What do we see, or feel, when we hear about negotiations involving millions of dollars? 
Probably movies. Maybe a TV show like Suits
There’s a certain value, and definitely a mythical aura, surrounding complex sales. Movies and TV shows have given us this idea that heavy, complicated commercial deals happen in boardrooms on the 50th floor, with everyone bringing their A-game in sharp bespoke Italian suits, trying to squeeze the last cent out of a billion-dollar deal. More often than not, billion-dollar deals do not happen except on rare occasions and boardrooms are most often used for meetings when one of the C-level executives misbehaves in public and ruins the company’s image. Sure, it’s nice, but it rarely happens. And even in this case, when it does happen, it’s still not rocket science. But it’s not easy either, and most of the times the boardroom meeting is just the signing step when everything has been agreed before.
For the most part, high value sales do not differ that much from lower value contracts or selling processes, such as trying to sell a bottle of shampoo. You still have to convince the buyer to purchase that shampoo from you. You still have to get the buyer to sign off the contract (maybe not for that shampoo bottle) and get yourself paid. The process is still A to B. But when you’re discussing high value items, such as a cloud computing software license, or aircraft engine parts, the process is still A to B but between them, there’s a lot of Aa, Aab, Aaa…xyz, until you actually get to the B. Which in this case can stand for Boardroom & Signing of the contract.
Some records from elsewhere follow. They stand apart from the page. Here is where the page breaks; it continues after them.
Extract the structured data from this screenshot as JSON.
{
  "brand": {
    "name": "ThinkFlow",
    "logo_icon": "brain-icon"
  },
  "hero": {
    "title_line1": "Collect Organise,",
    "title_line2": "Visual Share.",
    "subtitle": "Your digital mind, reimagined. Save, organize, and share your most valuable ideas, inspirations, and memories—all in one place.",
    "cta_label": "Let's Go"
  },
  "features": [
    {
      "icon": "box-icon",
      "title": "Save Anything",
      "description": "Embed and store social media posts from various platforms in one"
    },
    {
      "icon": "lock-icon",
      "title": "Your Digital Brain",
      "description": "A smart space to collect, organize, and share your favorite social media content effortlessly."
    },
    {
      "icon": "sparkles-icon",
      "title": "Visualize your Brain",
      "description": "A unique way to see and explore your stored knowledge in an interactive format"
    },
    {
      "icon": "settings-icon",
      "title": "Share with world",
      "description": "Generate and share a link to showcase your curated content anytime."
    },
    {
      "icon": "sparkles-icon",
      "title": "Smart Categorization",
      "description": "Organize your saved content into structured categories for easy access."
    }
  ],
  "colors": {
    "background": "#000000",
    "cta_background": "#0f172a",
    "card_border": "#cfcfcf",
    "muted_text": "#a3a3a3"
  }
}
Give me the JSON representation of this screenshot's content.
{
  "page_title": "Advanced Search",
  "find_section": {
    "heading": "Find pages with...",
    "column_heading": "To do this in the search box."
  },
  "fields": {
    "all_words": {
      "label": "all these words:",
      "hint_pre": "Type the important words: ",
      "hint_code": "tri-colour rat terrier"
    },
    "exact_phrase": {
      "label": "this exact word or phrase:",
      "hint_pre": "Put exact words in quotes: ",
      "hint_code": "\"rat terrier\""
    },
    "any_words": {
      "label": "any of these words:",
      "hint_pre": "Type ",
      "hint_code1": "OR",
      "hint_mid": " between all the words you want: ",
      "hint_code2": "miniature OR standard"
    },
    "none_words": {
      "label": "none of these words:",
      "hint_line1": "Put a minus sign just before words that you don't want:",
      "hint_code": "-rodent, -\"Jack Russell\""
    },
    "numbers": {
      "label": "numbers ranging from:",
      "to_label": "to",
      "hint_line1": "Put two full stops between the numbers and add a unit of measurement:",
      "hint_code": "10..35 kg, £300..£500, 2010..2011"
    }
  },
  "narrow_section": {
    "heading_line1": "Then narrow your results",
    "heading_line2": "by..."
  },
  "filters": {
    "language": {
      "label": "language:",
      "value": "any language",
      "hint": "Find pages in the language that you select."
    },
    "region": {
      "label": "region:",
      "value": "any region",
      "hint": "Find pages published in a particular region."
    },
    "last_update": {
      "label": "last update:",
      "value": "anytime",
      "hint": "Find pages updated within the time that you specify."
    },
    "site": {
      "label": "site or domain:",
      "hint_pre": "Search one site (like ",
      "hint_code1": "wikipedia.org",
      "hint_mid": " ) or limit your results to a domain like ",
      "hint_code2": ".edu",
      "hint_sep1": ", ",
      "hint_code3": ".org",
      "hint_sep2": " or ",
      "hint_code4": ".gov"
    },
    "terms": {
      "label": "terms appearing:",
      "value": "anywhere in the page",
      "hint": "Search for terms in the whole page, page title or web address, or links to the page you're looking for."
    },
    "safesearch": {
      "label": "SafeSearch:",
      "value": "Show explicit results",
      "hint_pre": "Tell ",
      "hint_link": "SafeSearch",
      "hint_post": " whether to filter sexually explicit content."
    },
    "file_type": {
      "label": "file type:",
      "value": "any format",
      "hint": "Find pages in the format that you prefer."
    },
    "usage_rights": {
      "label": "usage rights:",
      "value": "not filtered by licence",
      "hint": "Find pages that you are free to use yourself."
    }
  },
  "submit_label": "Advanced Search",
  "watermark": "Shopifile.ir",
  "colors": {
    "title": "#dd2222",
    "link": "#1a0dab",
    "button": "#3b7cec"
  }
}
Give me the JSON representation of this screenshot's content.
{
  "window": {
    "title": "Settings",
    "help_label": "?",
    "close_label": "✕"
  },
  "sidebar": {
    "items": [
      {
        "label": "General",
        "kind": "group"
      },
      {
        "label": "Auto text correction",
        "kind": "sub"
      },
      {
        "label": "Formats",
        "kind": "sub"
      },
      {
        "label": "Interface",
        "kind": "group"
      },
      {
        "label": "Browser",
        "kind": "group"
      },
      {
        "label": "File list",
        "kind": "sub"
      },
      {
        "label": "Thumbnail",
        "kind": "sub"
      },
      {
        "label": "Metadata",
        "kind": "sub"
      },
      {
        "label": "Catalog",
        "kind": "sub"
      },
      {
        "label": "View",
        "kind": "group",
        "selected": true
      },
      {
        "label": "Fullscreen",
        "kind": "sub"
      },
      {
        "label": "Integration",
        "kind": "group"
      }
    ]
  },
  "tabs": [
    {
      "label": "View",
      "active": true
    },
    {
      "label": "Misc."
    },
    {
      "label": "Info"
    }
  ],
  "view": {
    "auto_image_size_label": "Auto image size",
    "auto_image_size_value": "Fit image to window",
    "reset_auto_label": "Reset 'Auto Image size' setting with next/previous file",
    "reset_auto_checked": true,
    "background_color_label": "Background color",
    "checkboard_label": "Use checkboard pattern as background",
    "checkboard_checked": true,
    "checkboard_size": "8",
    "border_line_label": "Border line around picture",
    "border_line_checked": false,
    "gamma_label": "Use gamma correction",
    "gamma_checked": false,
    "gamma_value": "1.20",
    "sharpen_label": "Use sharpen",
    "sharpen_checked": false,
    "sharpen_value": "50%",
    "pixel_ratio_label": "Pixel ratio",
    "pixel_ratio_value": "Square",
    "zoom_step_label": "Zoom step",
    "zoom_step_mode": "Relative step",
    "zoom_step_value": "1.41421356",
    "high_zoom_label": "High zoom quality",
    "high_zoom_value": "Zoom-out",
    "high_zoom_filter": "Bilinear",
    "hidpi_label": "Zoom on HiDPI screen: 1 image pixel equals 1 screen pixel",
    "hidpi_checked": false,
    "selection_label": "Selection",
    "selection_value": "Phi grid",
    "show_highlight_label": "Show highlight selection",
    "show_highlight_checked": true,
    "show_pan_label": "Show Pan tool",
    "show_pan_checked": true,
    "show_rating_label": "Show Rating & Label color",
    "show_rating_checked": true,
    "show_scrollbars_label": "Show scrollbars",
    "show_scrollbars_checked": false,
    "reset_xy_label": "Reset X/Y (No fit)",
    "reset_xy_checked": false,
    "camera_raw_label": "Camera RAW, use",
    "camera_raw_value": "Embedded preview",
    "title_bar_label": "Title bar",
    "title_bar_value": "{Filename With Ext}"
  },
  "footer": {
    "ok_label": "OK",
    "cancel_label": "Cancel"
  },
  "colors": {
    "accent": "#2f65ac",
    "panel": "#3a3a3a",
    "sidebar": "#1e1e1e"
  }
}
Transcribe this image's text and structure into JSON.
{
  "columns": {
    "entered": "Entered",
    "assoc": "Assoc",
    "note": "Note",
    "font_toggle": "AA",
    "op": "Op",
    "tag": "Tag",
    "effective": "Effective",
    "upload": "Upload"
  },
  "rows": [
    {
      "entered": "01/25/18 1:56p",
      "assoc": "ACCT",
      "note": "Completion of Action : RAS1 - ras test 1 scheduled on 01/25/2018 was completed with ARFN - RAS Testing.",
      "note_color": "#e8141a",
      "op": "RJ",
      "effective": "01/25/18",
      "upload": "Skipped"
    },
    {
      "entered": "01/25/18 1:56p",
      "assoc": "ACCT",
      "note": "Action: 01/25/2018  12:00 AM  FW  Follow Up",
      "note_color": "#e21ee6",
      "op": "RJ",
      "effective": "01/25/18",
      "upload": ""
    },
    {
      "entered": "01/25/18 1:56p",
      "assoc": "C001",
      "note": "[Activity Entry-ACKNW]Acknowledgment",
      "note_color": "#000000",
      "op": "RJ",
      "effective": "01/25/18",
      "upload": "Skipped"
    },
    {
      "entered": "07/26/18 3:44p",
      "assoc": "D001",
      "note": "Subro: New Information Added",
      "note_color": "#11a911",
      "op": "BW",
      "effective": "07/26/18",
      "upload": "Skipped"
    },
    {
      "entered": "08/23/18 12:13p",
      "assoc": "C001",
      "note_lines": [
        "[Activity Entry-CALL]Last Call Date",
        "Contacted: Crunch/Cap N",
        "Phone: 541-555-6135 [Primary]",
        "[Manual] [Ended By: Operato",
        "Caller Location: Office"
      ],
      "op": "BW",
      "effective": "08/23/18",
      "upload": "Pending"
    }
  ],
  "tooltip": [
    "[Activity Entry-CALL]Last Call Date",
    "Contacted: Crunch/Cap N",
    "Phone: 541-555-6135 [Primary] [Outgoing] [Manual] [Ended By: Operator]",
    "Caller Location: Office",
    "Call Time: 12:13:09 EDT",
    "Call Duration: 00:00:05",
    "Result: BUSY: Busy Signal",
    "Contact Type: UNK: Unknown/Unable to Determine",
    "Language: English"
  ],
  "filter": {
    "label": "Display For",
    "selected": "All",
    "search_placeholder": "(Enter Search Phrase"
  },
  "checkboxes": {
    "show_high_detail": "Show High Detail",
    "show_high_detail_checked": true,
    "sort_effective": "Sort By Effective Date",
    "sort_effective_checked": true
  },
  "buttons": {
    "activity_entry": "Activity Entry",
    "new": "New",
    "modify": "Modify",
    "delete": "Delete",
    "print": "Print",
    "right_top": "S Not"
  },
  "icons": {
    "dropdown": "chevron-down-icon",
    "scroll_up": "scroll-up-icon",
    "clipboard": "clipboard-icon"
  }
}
While it’s relatively easy to understand why getting from A to B, particularly if you think of pricing, complexity of implementing either that software or the product, getting the departments to agree and then accounting to sign off, plus many other factors, I want to focus in this discussion on two specific aspects which are crucial. One of them is getting the key stakeholders, the people who will be using your products, on the same wavelength. Or in other words, to agree with you and see the value of what you’re proposing to them. The second aspect is openly discussing the necessity and value of your products to the team who actually will be the ones using it. Or in other words, to get the actual beneficiaries of the product to understand the product and to get them to enthusiastically support it in the internal team discussions. Both of them will bring you 
Let’s look at the first one. Stakeholders. By definition, they are the ones who will sign off on what you want to sell them. They are the ones who take decisions. And having a good relationship with them will definitely help later on when decision time comes. Doing product demos, showcasing the advantages of your product, discussing the value (maybe ROI too?) and what you offer, all of this is pretty standard negotiation tactics. What you should do is to go above and beyond and find exactly their specific need – some sales theories outline this as “pain points” but you will find that a lot of high-value companies do not have pain points, since they need to find a solution for their problems anyhow and improvisation is key until they find a proper solution. Ask questions, build relationships, find exactly what they need and cater to it. 
What about the second one? It actually ties in to the above and beyond mantra of earlier. Reach out to the teams who will use your product. Offer yourself (time allowed of course) to showcase them some ideas, maybe give them a product demo to use first or some very clear examples they can relate to. Relate is the most important word here – discussing in abstracts is not gonna help. While the stakeholder will take the decisions, they will rely heavily on the feedback of their colleagues to take that decision, so make sure your provide the required information and maybe even more to those who will be the main beneficiaries. 
These are just two points to consider. Crucial ones. But it’s important to understand that when you’re trying to sell something of significant value, you need to make sure you understand both the needs of your key people (the ones who will buy) and the needs of their key people (the ones who will use). Getting both the top-down management and bottom-up teams to like what you’re selling is your difference to getting your meeting to that boardroom to sign. 
A to B, still the same, but you need to get to the B.